The Commands That Actually Matter

Here's the validated subset ~ every command in this list was run and verified:

Command	What It Does
`sbx login`	Authenticate with Docker account, start sandboxd daemon
`sbx create shell .`	Create shell sandbox in current directory
`sbx create --name claude-test claude .`	Create Claude Code sandbox with custom name
`sbx ls`	List sandboxes — NAME, AGENT, STATUS, PORTS, WORKSPACE
`sbx run [sandbox]`	Attach and start agent session
`sbx ports [sandbox] --publish PORT`	Publish sandbox port (ephemeral host port)
`sbx ports [sandbox] --publish H:P`	Publish with fixed host port
`sbx ports [sandbox] --unpublish H:P`	Remove a port mapping

Why This Matters

The gap between docker ps on the host showing nothing and ls ~/sbx-test/ showing everything Claude wrote that's the entire value proposition in one observation.

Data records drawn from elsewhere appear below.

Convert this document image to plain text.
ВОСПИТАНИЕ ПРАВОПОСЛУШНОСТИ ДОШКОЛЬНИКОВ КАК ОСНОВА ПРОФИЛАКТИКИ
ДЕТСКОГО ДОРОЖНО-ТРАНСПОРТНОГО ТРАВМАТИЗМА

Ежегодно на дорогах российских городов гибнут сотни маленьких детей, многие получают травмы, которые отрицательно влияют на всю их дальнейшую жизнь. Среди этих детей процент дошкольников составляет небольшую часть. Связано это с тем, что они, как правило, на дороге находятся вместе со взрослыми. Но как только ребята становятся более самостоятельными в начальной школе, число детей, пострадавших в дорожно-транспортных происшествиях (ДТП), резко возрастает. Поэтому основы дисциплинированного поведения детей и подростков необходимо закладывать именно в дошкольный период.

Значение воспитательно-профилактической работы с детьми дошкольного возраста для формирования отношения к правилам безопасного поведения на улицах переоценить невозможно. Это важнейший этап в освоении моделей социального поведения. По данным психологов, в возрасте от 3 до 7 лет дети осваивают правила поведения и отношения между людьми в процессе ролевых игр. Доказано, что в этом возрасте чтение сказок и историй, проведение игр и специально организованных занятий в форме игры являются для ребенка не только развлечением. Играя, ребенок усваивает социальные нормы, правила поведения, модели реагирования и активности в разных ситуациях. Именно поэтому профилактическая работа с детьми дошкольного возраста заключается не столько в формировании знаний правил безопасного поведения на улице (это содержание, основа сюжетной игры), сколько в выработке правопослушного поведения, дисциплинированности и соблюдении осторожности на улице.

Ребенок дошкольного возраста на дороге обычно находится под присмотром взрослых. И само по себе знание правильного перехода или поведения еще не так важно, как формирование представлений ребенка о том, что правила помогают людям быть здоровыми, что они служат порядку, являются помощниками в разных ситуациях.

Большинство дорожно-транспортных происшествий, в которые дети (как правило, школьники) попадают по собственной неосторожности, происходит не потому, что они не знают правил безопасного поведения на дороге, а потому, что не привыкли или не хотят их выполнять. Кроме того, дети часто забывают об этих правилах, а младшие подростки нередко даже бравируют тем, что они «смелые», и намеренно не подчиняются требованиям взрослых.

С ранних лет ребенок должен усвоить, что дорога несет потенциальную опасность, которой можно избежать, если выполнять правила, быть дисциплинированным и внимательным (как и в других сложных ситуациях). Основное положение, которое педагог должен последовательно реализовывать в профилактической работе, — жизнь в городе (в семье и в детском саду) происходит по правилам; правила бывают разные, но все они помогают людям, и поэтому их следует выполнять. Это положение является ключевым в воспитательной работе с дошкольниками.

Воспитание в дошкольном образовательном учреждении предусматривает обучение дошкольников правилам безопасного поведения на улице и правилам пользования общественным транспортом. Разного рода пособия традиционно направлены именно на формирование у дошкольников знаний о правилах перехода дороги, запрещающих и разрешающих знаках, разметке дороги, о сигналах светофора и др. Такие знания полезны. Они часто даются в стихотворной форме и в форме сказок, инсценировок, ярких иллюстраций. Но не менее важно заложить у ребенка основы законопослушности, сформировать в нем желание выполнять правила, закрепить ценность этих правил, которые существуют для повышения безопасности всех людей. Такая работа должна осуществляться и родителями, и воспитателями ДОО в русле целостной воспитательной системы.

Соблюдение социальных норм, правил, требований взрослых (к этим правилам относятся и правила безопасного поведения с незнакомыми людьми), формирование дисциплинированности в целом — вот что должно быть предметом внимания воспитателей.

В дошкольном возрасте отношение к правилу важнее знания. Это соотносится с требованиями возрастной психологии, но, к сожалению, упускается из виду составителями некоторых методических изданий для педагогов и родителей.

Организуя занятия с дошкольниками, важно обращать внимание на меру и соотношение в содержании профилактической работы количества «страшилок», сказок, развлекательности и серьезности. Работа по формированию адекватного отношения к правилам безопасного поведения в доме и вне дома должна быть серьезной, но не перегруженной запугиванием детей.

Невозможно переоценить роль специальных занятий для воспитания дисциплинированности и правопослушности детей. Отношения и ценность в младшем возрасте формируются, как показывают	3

You're not giving up the ability to work with your files. You're not running blind. You're just removing the part where a coding agent can accidentally (or not so accidentally) touch your SSH keys, your cloud credentials, or anything outside the directory you gave it.

MicroVMs make this a hardware guarantee, not a software convention. That's the difference.

Docker Sandboxes is still experimental ~ things will break, the API will change. But the isolation model is solid, and the developer experience (especially the TUI and auto-naming) is already well thought out.

If you've been holding back on running agents with full autonomy because of system risk, this is worth a brew install docker/tap/sbx.